On page 24 in The Elements of Statistical Learning (ESL) by Hastie et al, the Bias-Variance decomposition is shown, but not derived. It turns out the derivation is quite easy, but also a bit tedious. I am presenting the derivation here using notation similar to ESL. I hope that this saves someone some time.

I’d also like to credit these notes, which provided me the trick necessary to derive this, but which unfortunately did not provide the gory details.

To recap the notation used in ESL, we have x_0 as the point at which we want to evaluate our estimate of the function f, while f(x_0), and \hat{y_0} denote the true value of the function and our estimate respectively. However, from here on out, we’ll drop the subscripts.
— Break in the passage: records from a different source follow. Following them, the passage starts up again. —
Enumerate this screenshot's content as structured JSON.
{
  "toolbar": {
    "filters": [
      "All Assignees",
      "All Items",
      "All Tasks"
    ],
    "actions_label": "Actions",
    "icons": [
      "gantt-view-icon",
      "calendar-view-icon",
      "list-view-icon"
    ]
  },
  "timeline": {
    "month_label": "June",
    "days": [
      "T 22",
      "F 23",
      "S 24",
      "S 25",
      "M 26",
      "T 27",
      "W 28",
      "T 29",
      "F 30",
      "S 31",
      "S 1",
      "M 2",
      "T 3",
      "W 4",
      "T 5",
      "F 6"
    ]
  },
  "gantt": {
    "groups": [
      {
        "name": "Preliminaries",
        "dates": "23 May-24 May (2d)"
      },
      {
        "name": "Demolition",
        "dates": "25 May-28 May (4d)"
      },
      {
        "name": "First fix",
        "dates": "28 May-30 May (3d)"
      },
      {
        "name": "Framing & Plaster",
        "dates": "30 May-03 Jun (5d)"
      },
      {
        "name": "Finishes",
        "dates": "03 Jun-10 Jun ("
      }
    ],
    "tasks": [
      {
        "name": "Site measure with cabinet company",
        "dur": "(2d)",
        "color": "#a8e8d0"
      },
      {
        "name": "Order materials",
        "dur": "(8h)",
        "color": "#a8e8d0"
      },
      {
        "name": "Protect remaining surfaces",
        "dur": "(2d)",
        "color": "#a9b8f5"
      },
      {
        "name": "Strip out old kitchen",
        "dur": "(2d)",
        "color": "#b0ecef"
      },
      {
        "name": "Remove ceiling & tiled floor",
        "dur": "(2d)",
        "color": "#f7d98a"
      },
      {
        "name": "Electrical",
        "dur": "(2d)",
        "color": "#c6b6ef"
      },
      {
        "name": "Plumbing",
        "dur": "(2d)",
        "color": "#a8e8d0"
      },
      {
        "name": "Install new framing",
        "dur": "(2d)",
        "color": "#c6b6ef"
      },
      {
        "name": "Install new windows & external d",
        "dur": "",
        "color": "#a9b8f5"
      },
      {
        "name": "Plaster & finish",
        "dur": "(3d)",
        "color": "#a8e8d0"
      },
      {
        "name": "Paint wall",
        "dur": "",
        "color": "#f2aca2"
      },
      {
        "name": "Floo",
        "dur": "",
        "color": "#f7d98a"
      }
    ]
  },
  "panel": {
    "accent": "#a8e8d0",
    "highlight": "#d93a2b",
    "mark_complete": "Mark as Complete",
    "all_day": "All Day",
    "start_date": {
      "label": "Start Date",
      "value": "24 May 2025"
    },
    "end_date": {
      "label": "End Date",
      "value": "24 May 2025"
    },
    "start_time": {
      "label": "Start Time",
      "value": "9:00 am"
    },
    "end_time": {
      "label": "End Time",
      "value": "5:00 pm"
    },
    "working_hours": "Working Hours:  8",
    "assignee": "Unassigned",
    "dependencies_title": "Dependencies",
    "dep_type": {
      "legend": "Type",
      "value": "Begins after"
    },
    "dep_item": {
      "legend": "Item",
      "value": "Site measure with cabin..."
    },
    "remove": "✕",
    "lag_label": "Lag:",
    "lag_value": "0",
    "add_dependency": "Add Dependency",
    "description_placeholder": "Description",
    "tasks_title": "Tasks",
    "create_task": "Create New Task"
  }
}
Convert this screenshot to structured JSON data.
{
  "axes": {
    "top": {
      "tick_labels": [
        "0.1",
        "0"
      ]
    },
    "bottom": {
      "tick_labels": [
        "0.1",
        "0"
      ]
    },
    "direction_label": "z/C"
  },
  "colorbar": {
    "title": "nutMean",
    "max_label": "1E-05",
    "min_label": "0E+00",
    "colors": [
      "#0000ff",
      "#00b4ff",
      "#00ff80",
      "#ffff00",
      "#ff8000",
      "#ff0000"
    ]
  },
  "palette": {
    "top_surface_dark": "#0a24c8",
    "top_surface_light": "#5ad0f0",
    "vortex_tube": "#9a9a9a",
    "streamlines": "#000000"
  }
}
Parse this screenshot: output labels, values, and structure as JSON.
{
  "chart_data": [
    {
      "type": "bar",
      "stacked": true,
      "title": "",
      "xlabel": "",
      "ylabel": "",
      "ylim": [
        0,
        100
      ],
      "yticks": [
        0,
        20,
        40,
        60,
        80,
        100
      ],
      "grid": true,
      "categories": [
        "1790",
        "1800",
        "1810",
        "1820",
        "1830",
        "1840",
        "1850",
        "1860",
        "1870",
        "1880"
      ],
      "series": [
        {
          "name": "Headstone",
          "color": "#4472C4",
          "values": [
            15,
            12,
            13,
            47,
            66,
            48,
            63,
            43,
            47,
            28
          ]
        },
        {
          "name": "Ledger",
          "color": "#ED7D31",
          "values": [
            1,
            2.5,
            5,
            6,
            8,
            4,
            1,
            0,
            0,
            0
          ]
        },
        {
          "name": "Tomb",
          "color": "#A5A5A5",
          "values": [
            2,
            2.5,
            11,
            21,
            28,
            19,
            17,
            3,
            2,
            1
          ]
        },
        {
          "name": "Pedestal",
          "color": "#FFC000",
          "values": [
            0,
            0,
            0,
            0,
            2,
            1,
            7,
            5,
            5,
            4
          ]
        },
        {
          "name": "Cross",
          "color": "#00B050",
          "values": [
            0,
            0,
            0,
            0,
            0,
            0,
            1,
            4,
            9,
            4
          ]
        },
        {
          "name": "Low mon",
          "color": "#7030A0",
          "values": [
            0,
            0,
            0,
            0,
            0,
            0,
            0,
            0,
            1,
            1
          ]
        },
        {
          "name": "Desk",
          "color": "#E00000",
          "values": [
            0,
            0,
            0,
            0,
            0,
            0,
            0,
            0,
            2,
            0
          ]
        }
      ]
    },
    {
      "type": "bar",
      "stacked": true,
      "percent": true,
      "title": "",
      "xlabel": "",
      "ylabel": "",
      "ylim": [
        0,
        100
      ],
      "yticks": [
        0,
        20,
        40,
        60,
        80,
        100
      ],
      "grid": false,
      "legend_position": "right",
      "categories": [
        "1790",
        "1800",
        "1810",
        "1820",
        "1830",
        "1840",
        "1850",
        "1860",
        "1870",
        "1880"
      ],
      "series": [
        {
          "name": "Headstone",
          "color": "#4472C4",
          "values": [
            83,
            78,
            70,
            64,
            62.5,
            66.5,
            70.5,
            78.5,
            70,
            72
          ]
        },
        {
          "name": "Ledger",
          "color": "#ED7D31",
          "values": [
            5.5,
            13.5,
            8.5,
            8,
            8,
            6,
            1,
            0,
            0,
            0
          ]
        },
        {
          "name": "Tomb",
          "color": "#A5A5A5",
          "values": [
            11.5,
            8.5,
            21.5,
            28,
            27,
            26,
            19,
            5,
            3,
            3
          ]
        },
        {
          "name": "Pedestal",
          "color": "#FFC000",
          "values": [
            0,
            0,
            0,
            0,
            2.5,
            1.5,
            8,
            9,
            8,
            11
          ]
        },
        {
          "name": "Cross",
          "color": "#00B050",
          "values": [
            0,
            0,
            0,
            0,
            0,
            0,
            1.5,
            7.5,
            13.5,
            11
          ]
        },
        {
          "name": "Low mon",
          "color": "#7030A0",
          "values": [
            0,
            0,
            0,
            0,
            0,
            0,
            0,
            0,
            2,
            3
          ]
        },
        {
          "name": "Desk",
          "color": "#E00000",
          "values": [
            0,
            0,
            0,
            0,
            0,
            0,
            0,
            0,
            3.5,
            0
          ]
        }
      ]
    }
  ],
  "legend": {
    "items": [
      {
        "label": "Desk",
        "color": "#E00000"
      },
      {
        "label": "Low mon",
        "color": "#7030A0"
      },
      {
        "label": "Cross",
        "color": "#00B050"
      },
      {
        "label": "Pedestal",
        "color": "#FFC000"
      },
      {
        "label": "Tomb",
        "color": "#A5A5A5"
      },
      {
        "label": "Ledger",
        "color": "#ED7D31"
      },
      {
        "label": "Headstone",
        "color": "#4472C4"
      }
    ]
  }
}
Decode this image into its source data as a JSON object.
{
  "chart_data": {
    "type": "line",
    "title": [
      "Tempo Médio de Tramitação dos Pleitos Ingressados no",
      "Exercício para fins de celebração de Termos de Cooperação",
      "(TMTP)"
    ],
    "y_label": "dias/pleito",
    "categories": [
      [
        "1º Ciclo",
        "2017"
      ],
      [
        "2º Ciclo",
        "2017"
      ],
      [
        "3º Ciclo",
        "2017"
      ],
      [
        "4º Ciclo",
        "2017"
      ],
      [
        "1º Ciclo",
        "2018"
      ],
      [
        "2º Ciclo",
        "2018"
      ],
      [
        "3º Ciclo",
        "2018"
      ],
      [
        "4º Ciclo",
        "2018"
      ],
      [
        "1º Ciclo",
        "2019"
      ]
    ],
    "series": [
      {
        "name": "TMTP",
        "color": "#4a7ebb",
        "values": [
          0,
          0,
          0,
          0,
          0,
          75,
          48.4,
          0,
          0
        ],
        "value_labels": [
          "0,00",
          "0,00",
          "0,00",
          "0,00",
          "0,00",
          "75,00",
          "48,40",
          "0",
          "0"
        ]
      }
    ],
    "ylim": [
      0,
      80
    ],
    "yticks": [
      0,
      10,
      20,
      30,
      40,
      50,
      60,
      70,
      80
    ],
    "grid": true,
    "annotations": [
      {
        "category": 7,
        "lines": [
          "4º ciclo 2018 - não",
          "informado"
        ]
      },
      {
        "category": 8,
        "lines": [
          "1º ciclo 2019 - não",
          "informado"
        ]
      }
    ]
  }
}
Recall the definitions of Variance and Bias Squared:

\text{Variance} = E[(\hat{y} - E[\hat{y}])^2]
= E[\hat{y}]^2 - 2E[\hat{y}]\hat{y} + E[\hat{y}]^2]
\text{Bias}^2 = (E[\hat{y}] - f(x))^2
= E[\hat{y}]^2 - 2E[\hat{y}]f(x) + f(x)^2

Now we have mean-squared error:

\text{MSE} = E[(f(x)-\hat{y})^2]
= E[(f(x)- E[\hat{y}] + E[\hat{y}] - \hat{y})^2]
= E[(f(x)- E[\hat{y}] + E[\hat{y}] - \hat{y})(f(x)- E[\hat{y}] + E[\hat{y}] - \hat{y})]
= E[\underline{f(x)^2} - \underline{f(x)E[\hat{y}]} + f(x)E[\hat{y}] - f(x)\hat{y}
- \underline{E[\hat{y}]f(x)} + \underline{E[\hat{y}]^2} - E[\hat{y}]^2 + E[\hat{y}]\hat{y}
+ E[\hat{y}]f(x) - E[\hat{y}]^2 + \underline{E[\hat{y}]^2} - \underline{E[\hat{y}]\hat{y}}
-\hat{y}f(x) + \hat{y}E[\hat{y}] - \underline{\hat{y}E[\hat{y}]} + \underline{\hat{y}^2}]
= E[\hat{y}^2-2E[\hat{y}]\hat{y} + E[\hat{y}]^2]
+ E[E[\hat{y}]^2 -2E[\hat{y}]f(x) + f(x)^2]
+ E[f(x)E[\hat{y}] - f(x)\hat{y} - E[\hat{y}]^2 + E[\hat{y}]\hat{y}
+ E[\hat{y}]f(x) - E[\hat{y}]^2 - \hat{y}f(x) + \hat{y}E[\hat{y}]]
= \text{Variance} + \text{Bias}^2
f(x)E[\hat{y}] -f(x)E[\hat{y}] + E[\hat{y}]^2 -E[\hat{y}]^2
+ f(x)E[\hat{y}] - f(x)E[\hat{y}] +E[\hat{y}]^2 - E[\hat{y}]^2
= \text{Variance} + \text{Bias}^2

The big trick required to get the result is to simultaneously add and subtract E[\hat{y}] to the MSE. After that we only have the tedium of expanding it and then based upon the above definitions of bias and variance recombining it using the linearity of expectations, i.e. E[aX] = aE[X], and E[X+Y] = E[X]+E[Y]. We also use the fact that E[E[X]]=E[X].

Note that the underlined terms used in the third step are combined as the first two lines of the fourth step and are the terms that make up the variance and bias squared.